Caveman Prompts Cut Claude Tokens and Boost Accuracy
Forcing Claude Code into concise 'caveman' outputs saves 4-5% tokens per 100k session and may improve accuracy by preventing verbose over-elaboration, as shown in a study of 31 LLMs across 1500 problems.
Token Savings: Realistic 4-5% Per Session, Not 75%
Caveman (github.com/JuliusBrussee/caveman) trims Claude Code's prose responses to caveman-style brevity—'why say many word when few word do trick'—without altering reasoning, code generation, or tool calls. Repo benchmarks claim 75% fewer output tokens on explanations (e.g., 87% saved explaining a React render bug) and 45% on compressed memory files like claw.md. But these apply only to prose (one portion of output) and system prompts (one portion of input).
In a typical 100k-token session (75k input, 25k output), prose is ~6k tokens; caveman cuts it to 2k, saving 4k or 4% total. Input compression saves ~5k or 5% total. Combined: 4-5% savings per session, or 5-10% weekly—valuable for token-conscious users, scaling to thousands saved without changing core Claude behavior. Error messages and code stay verbatim.
Brevity Reverses LLM Performance: Larger Models Gain 26 Points
A March study ('Brevity Constraints, Reverse Performance Hierarchies, and Language Models,' arxiv.org/abs/2604.00025) tested 31 open-weight models on 1500 problems. Larger models (up to 400B params) underperformed smaller ones (e.g., 2B params) by 28 percentage points on 8% of problems due to 'spontaneous scale-dependent verbosity'—over-elaboration obscuring correct reasoning ('overthinking').
Constraining outputs to brevity boosted large models by 26 points, closing gaps by two-thirds and flipping hierarchies (large now beat small). Smaller models saw minimal change. Root cause: RLHF trains models for verbose 'thorough' responses humans prefer, leading to error accumulation in complex reasoning.
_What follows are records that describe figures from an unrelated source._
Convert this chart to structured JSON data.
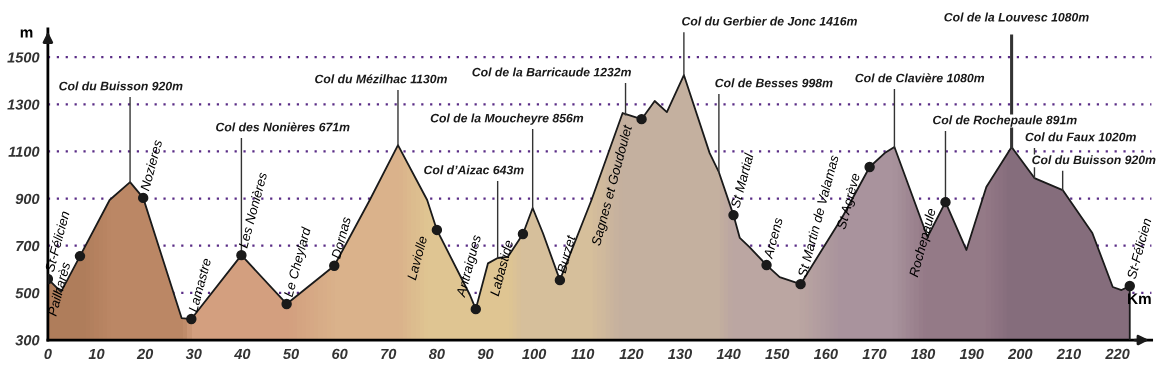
{
  "chart_data": {
    "type": "area",
    "xlabel": "Km",
    "ylabel": "m",
    "xlim": [
      0,
      227
    ],
    "ylim": [
      300,
      1620
    ],
    "xticks": [
      0,
      10,
      20,
      30,
      40,
      50,
      60,
      70,
      80,
      90,
      100,
      110,
      120,
      130,
      140,
      150,
      160,
      170,
      180,
      190,
      200,
      210,
      220
    ],
    "yticks": [
      300,
      500,
      700,
      900,
      1100,
      1300,
      1500
    ],
    "grid": "y",
    "series": [
      {
        "colors": [
          "#a86c44",
          "#a86c44",
          "#a86c44",
          "#b97a52",
          "#b97a52",
          "#b97a52",
          "#b97a52",
          "#d89a74",
          "#d89a74",
          "#d89a74",
          "#e2b384",
          "#e2b384",
          "#e2b384",
          "#e9cd8e",
          "#e9cd8e",
          "#e9cd8e",
          "#e9cd8e",
          "#e9cd8e",
          "#e9cd8e",
          "#e9cd8e",
          "#dcc49a",
          "#dcc49a",
          "#dcc49a",
          "#dcc49a",
          "#dcc49a",
          "#c5b09f",
          "#c5b09f",
          "#c5b09f",
          "#c5b09f",
          "#c5b09f",
          "#c5b09f",
          "#c5b09f",
          "#b8a3a3",
          "#b8a3a3",
          "#b8a3a3",
          "#b8a3a3",
          "#b8a3a3",
          "#b8a3a3",
          "#a08a9c",
          "#a08a9c",
          "#a08a9c",
          "#a08a9c",
          "#85687f",
          "#85687f",
          "#85687f",
          "#85687f",
          "#715771",
          "#715771",
          "#715771",
          "#715771",
          "#715771",
          "#715771",
          "#715771"
        ],
        "x": [
          0,
          2.7,
          6.6,
          12.7,
          16.9,
          19.6,
          27.5,
          29.5,
          39.8,
          49.1,
          58.9,
          66.2,
          72,
          78,
          80,
          86.8,
          88,
          90.5,
          92.5,
          94.6,
          97.7,
          99.7,
          101.8,
          105.3,
          111.8,
          118.2,
          122.1,
          124.8,
          127.3,
          130.8,
          136.1,
          138,
          141,
          142.3,
          144.3,
          147.8,
          150.5,
          154.8,
          163.4,
          169,
          172.1,
          174.1,
          180.9,
          184.6,
          188.9,
          193,
          198.2,
          202.9,
          208.7,
          214.8,
          219,
          220.8,
          222.5
        ],
        "values": [
          559,
          504,
          656,
          894,
          970,
          903,
          393,
          389,
          660,
          453,
          615,
          894,
          1127,
          894,
          767,
          491,
          431,
          625,
          648,
          653,
          750,
          860,
          754,
          554,
          894,
          1263,
          1237,
          1314,
          1267,
          1424,
          1093,
          1012,
          830,
          733,
          694,
          618,
          567,
          537,
          822,
          1034,
          1093,
          1119,
          737,
          885,
          682,
          949,
          1119,
          987,
          936,
          754,
          525,
          512,
          529
        ]
      },
      {
        "type": "scatter",
        "color": "#1a1a1a",
        "marker": "circle",
        "x": [
          0,
          6.6,
          19.6,
          29.5,
          39.8,
          49.1,
          58.9,
          80,
          88,
          97.7,
          105.3,
          122.1,
          141,
          147.8,
          154.8,
          169,
          184.6,
          222.5
        ],
        "values": [
          559,
          656,
          903,
          389,
          660,
          453,
          615,
          767,
          431,
          750,
          554,
          1237,
          830,
          618,
          537,
          1034,
          885,
          529
        ],
        "value_labels": [
          "St-Félicien",
          "Pailharès",
          "Nozieres",
          "Lamastre",
          "Les Nonières",
          "Le Cheylard",
          "Dornas",
          "Laviolle",
          "Antraigues",
          "Labastide",
          "Burzet",
          "Sagnes et Goudoulet",
          "St Martial",
          "Arcens",
          "St Martin de Valamas",
          "St Agrève",
          "Rochepaule",
          "St-Félicien"
        ]
      }
    ],
    "annotations": [
      {
        "text": "Col du Buisson 920m",
        "x": 16.9,
        "y": 970
      },
      {
        "text": "Col des Nonières 671m",
        "x": 39.8,
        "y": 660
      },
      {
        "text": "Col du Mézilhac 1130m",
        "x": 72,
        "y": 1127
      },
      {
        "text": "Col d’Aizac 643m",
        "x": 92.5,
        "y": 648
      },
      {
        "text": "Col de la Moucheyre 856m",
        "x": 99.7,
        "y": 860
      },
      {
        "text": "Col de la Barricaude 1232m",
        "x": 118.8,
        "y": 1255
      },
      {
        "text": "Col du Gerbier de Jonc 1416m",
        "x": 130.8,
        "y": 1424
      },
      {
        "text": "Col de Besses 998m",
        "x": 138,
        "y": 1012
      },
      {
        "text": "Col de Clavière 1080m",
        "x": 174.1,
        "y": 1119
      },
      {
        "text": "Col de Rochepaule 891m",
        "x": 184.6,
        "y": 885
      },
      {
        "text": "Col de la Louvesc 1080m",
        "x": 198.2,
        "y": 1119
      },
      {
        "text": "Col du Faux 1020m",
        "x": 202.9,
        "y": 987
      },
      {
        "text": "Col du Buisson 920m",
        "x": 208.7,
        "y": 936
      }
    ]
  }
}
Brevity forces models to 'get out of their own way,' preserving internal thought but delivering concise finals—directly mirroring caveman's output-only tweaks.
Frontier models like Claude 3.5 Sonnet may show milder effects, but patterns hold: verbosity hurts scaling laws. For straightforward tasks (where study gaps appeared most), caveman could yield better code/debug outputs beyond tokens.
Implement Caveman: One-Line Install, Zero Downside
Install via one command as a Claude Code 'skill.' Invoke with /caveman, 'caveman mode,' 'less tokens,' or 'ultra caveman' (extreme brevity) vs. 'light.' Applies selectively, preserving code/tools.
Even without repo, add to claw.md: 'Be concise, no filler, straight to the point, use fewer words.' Test on explanations/debugging for token/accuracy wins. No reported downsides; meme origins (5k GitHub stars in 72 hours) belie science-backed value for production Claude workflows.